奈良市では第3回「なら国際映画祭」が15日まで開催中。河瀬をエグゼクティブディレクターとし、市内の新公会堂や春日大社を会場に、国内外の約40本の未公開作品などを上映する。

特徴は「河瀬色」の強さだ。コンペティション部門での上映8作品を選んだ選考委員長は、河瀬がカンヌ国際映画祭でグランプリを受賞した「殯(もがり)の森」(07年)に主演した宇多滋樹が務める。最終的な審査員長は河瀬作品を初期の頃から評価していた映画プロデューサーのルチアーノ・リゴリーニが就いた。

河瀬人脈に頼った人選で上映作品を選ぶと、映画祭の幅を狭めてしまう危険性はある。ただ全国各地で映画祭が乱立する中、ポリシーを前面に打ち出せる強みがあるのは確かだ。

ミニシアターでもイベントに知恵を絞る。大阪・九条のシネヌーヴォは「中編映画祭」として40~60分程度の映画館では上映されにくい中編映画を特集している(19日まで)。

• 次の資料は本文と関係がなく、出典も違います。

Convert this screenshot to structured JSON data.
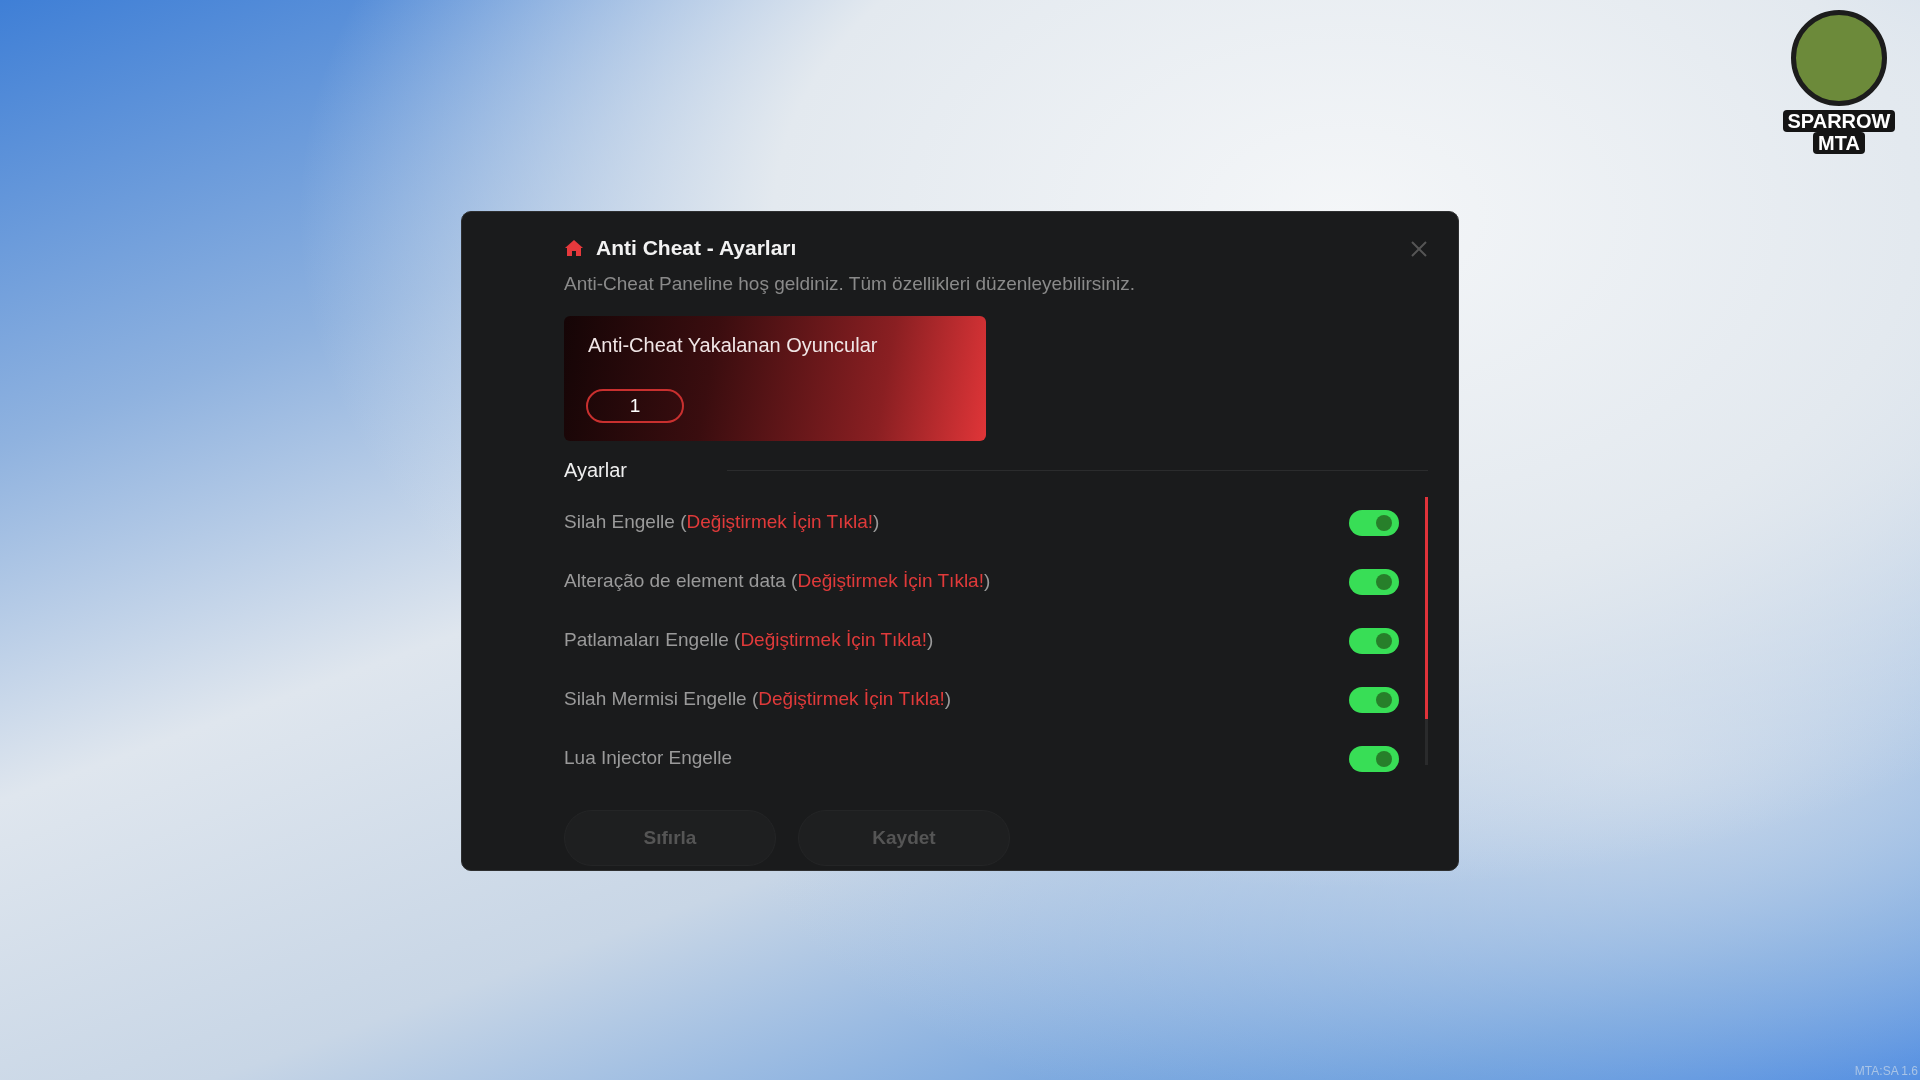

関西の映画界に詳しいエッセイストの武部好伸は「映画祭は映画人の交流の場という面と、自分たちが発見した新たな作品・才能を発信するという2つの面がある」と指摘する。交流や情報発信では発展著しいアジアの映画界とのつながりも鍵を握る。

「京都国際映画祭」実行委員会のメンバーら(京都市東山区)

毎年3月、大阪市内の映画館でアジア映画を紹介してきた「大阪アジアン映画祭」は来年が10回目。プログラミングディレクターの暉峻(てるおか)創三は「監督業もこなす女優の杉野希紀が期間中に知り合った韓国人監督と大阪を舞台に新作を作った例がある。今年は本国未公開のタイ映画を初上映し、タイの映画ファンがツアーを組んで来阪した」と成果を上げる。来春も約50本の新作アジア映画を紹介する予定だ。

自治体の財政難で行政の支援をあてにした映画祭は難しくなった。国内外の映画人を結びつけ、新しい人材の種をまきながら、関西の魅力、個性を国際発信する。映画祭はそんな幅広い役割を求められている。